Error using spring-security plugin in grails

Question

I have been trying to integrate spring-security in one of my grails applications. As mentioned in the tutorial for spring security, I installed the plugin using the following code

BuildConfig.groovy: I added the following code

repositories {
mavenRepo 'http://repo.spring.io/milestone'
}

plugins {
compile ':spring-security-core:2.0-RC2'
}

Later I cleaned the code and compiled it to ensure that the dependencies are downloaded. I have also checked the .grails folder to ensure that the dependencies are downloaded.

Next I created the User and Role classes. (Note: I have named the classes as Person and Authority respectively).

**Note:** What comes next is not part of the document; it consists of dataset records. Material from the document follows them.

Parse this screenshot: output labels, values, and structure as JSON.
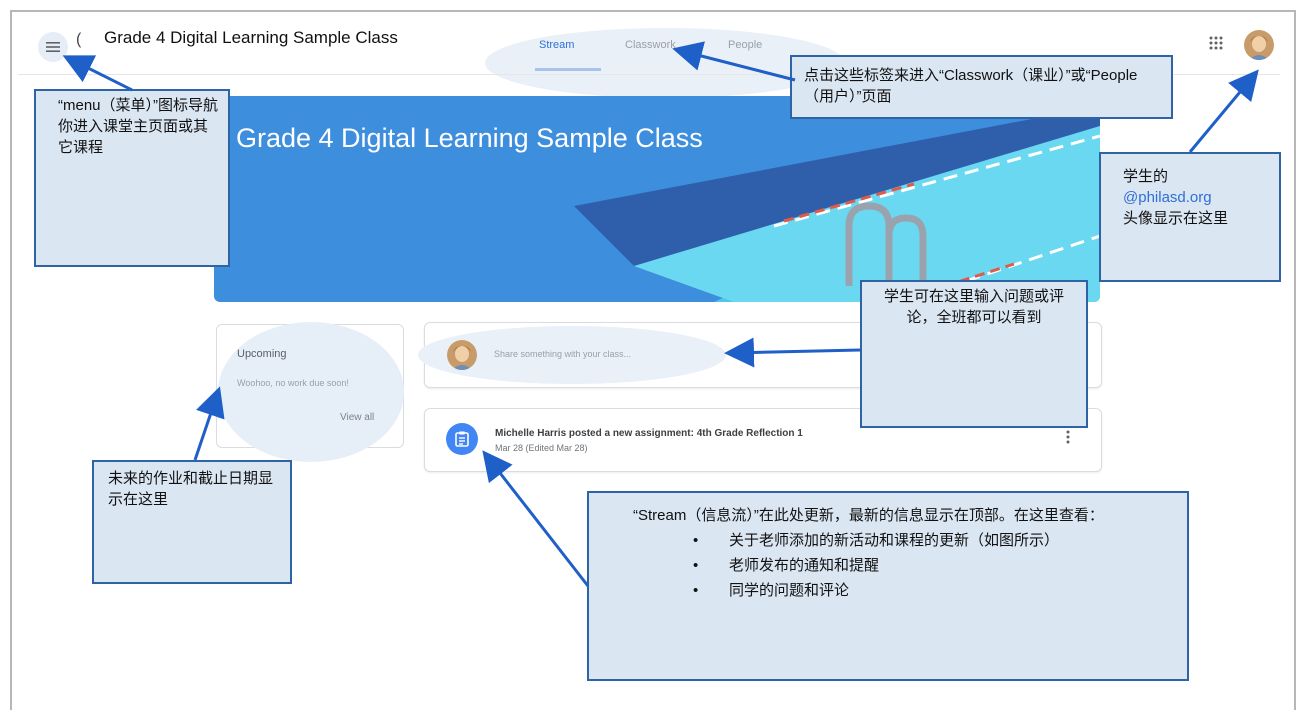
{
  "header": {
    "class_title": "Grade 4 Digital Learning Sample Class",
    "tabs": [
      {
        "label": "Stream",
        "active": true
      },
      {
        "label": "Classwork",
        "active": false
      },
      {
        "label": "People",
        "active": false
      }
    ],
    "icons": {
      "menu": "menu-icon",
      "apps": "apps-grid-icon",
      "avatar": "user-avatar"
    }
  },
  "banner": {
    "title": "Grade 4 Digital Learning Sample Class"
  },
  "upcoming": {
    "title": "Upcoming",
    "empty_text": "Woohoo, no work due soon!",
    "view_all": "View all"
  },
  "share": {
    "placeholder": "Share something with your class..."
  },
  "post": {
    "title": "Michelle Harris posted a new assignment: 4th Grade Reflection 1",
    "date": "Mar 28 (Edited Mar 28)"
  },
  "callouts": {
    "menu": "“menu（菜单）”图标导航你进入课堂主页面或其它课程",
    "tabs": "点击这些标签来进入“Classwork（课业）”或“People（用户）”页面",
    "avatar_prefix": "学生的",
    "avatar_link": "@philasd.org",
    "avatar_suffix": "头像显示在这里",
    "share": "学生可在这里输入问题或评论，全班都可以看到",
    "upcoming": "未来的作业和截止日期显示在这里",
    "stream_intro": "“Stream（信息流）”在此处更新，最新的信息显示在顶部。在这里查看：",
    "stream_items": [
      "关于老师添加的新活动和课程的更新（如图所示）",
      "老师发布的通知和提醒",
      "同学的问题和评论"
    ]
  },
  "colors": {
    "banner": "#3e8ede",
    "callout_bg": "#dbe6f3",
    "callout_border": "#2e63a6",
    "arrow": "#1f5fc8"
  }
}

After this I created the SecureController and have not added any security access annotations, but still I cannot access the secure controller. The control directly redirects to login controller

Question 1: Is it that after using spring security plugin every page needs authentication. Is there a way to access a page without logging in

Next I added the @Secured annotation to the SecureController. The @Secured annotation does not get detected at all though it is present in the plugins folder for the project. Initially I thought I missed something so I created the project again from start implementing the same steps. However this time the plugin gets detected

Question 2: Why does spring-security plugin behave so inconsistently

I tried to access the SecureController without logging in, I get the following error.

EL1008E:(pos 0): Field or property 'ADMIN_ROLE' cannot be found on object of type 'org.springframework.security.web.access.expression.WebSecurityExpressionRoot'

I also get the same error after logging in and trying to access the controller.

Question 3: Is it that I have missed any dependencies that need to be specified.

In the login page the form leads to some action 'j_security_check'. I did not notice this action in any of the controllers.

Question 4: Do I need to create a new action for the with this name

Kindly help me sorting out this isssue. Thanks a lot in advance for the help.

Answer 1

After install your plugin, you need to run s2-quickstart to get basic config.

If you want to rename default classes, you need to specify to Spring Security it in Config.groovy file:

grails.plugins.springsecurity.userLookup.userDomainClassName = 'sys.Usuario'
grails.plugins.springsecurity.userLookup.authorityJoinClassName = 'sys.UsuarioRol'
grails.plugins.springsecurity.authority.className = 'sys.Rol'
// This last two lines if you're using Requestmap Instances method for protect your resources
grails.plugins.springsecurity.requestMap.className = 'sys.Requestmap'
grails.plugins.springsecurity.securityConfigType = 'Requestmap'

The below line, is for reject all request if not exists rule for this resources.

grails.plugins.springsecurity.rejectIfNoRule = true

As you can see in documentation . You have 4 differents forms to protect your resources.

1. Secured Annotations
2. Simple Map in Config.groovy
3. Requestmap Instances Stored in the Databases
4. Using Expressions to Create Descriptive, Fine-Grained Rules

I agree with Burth, one question per question please.